We also have been comparing excitatory synapses from the same population of glutamate afferents onto two distinct postsynaptic target cells, the CA1 pyramidal cells and CA1 GABAergic interneurons. In contrast to excitatory synapses on pyramidal cells, synapses on interneurons are made on dendritic shafts rather than spines, often lack GluR2 (which when absent produces Ca2+ permeable AMPARs), and lack several key kinases and phosphatases involved in synaptic plasticity, including CaMKII and phosphoprotein phosphatase 2B. We have recently characterized an endocannabinoid-mediated form of long-term depression observed at synapses on interneurons but not on pyramidal cell neighbors.

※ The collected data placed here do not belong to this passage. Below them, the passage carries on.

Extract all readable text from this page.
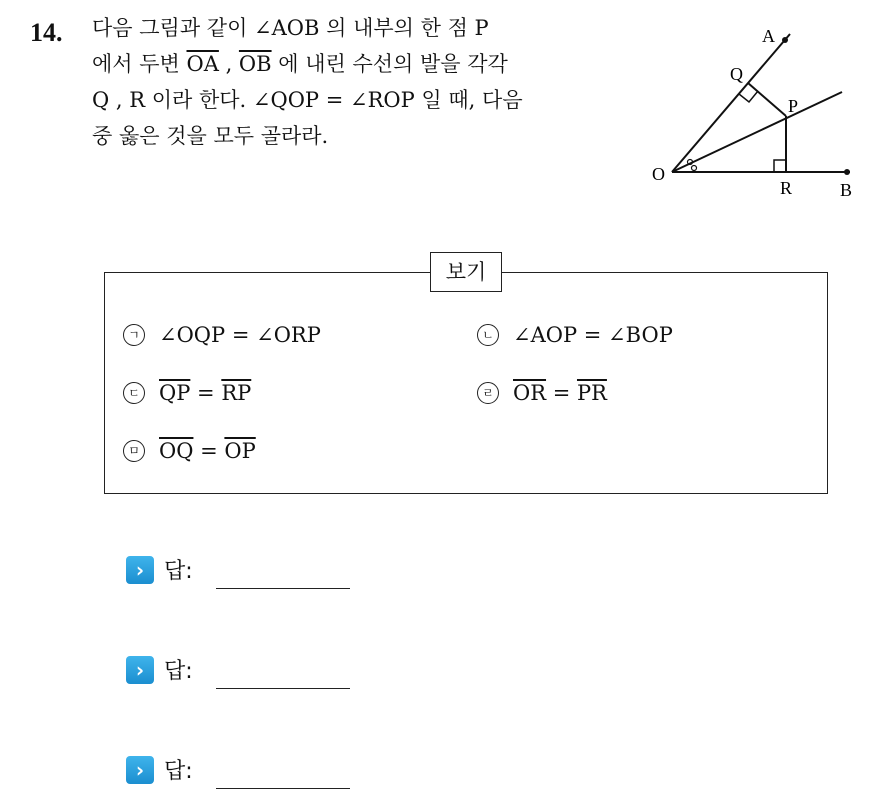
14. 다음 그림과 같이 ∠AOB 의 내부의 한 점 P
에서 두변 $\overline{OA}$ , $\overline{OB}$ 에 내린 수선의 발을 각각
Q , R 이라 한다. ∠QOP = ∠ROP 일 때, 다음
중 옳은 것을 모두 골라라.
A
Q
P
O
R	B
ㄱ ∠OQP = ∠ORP	ㄴ ∠AOP = ∠BOP
ㄷ $\overline{QP} = \overline{RP}$	ㄹ $\overline{OR} = \overline{PR}$
ㅁ $\overline{OQ} = \overline{OP}$
보기
› 답:
› 답:
› 답:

Synaptic plasticity in midbrain dopamine neurons and drug addiction:
Recently my lab has focused on the essentially permanent changes in the nervous system that accompany drug addiction because these long-term changes represent a form of neural plasticity that is tightly correlated with behavior. Modifications of midbrain synapses in the reward pathway represent a possible initiation site for drugs of abuse. More generally, the ability of the brain's reward pathway to undergo plastic changes is important, since this type of 'learning' is certainly necessary for survival.

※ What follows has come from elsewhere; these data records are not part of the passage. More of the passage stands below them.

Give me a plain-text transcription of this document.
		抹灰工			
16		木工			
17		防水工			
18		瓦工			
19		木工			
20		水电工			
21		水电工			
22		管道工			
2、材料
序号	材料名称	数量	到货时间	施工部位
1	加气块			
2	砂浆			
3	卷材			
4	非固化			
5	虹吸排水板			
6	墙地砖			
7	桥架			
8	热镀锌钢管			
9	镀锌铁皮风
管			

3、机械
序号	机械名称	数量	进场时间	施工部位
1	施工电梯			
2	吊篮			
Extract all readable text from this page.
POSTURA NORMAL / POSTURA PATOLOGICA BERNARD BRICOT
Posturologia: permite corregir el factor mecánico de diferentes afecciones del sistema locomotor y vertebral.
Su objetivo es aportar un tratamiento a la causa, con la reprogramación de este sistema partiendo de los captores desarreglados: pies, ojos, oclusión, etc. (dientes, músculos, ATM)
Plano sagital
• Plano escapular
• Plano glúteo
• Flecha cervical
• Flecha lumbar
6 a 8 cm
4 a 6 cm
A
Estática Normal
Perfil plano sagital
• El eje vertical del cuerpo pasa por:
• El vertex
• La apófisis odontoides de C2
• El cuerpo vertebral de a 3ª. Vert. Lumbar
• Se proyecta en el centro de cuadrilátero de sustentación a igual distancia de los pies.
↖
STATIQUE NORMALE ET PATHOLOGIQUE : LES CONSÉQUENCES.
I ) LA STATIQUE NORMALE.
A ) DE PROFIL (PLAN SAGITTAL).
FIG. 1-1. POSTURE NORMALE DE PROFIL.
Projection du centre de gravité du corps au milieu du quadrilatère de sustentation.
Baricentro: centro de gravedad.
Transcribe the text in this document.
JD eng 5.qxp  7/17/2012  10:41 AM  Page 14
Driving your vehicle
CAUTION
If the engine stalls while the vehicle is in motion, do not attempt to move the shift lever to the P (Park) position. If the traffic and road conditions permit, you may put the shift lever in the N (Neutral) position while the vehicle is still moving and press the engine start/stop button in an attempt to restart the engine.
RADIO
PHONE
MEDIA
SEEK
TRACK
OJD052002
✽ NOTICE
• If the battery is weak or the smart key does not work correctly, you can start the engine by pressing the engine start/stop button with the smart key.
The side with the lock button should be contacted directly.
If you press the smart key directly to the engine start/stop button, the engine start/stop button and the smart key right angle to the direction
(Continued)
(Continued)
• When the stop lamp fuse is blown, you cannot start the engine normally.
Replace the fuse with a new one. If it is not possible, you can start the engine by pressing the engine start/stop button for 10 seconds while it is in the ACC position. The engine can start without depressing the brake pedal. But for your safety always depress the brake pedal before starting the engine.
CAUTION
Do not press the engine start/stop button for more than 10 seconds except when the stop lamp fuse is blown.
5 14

Drug addiction and the brain's response to drug abuse are complex processes likely to require interactions among many brain regions. However, careful in vivo analysis has defined the ventral tegmental area (VTA) as necessary and sufficient for the initiation of one aspect of drug abuse, sensitization (an animal model of drug craving). My hypothesis is that synapses onto dopamine neurons in VTA undergo long-term changes in strength, like those described in hippocampus and elsewhere. We have found that synaptic plasticity indeed occurs at these synapses. Moreover, LTD is entirely blocked during exposure to amphetamine, a highly addictive drug. This was the first demonstration that an addictive drug can block synaptic plasticity selectively in pathways that mediate reward. We and others have also found that administration of multiple addictive drugs in vivo produces profound increases in synaptic strength at these synapses. Most recently, we have identified an entirely novel form of long-term potentiation of GABAergic synapses onto dopamine cells that may contribute to long-lasting changes in VTA function. Our goal is to determine whether addictive drugs from chemically distinct classes (e.g. psychostimulants, morphine, nicotine) favor the development of abnormal synaptic plasticity either acutely, or over time in vivo. This model system linking synaptic plasticity and behavior has many advantages over the more complex behaviors mediated by hippocampal and cortical circuits, and I believe that the links we can make in the VTA may be used more generally throughout the brain during learning and adaptive responses.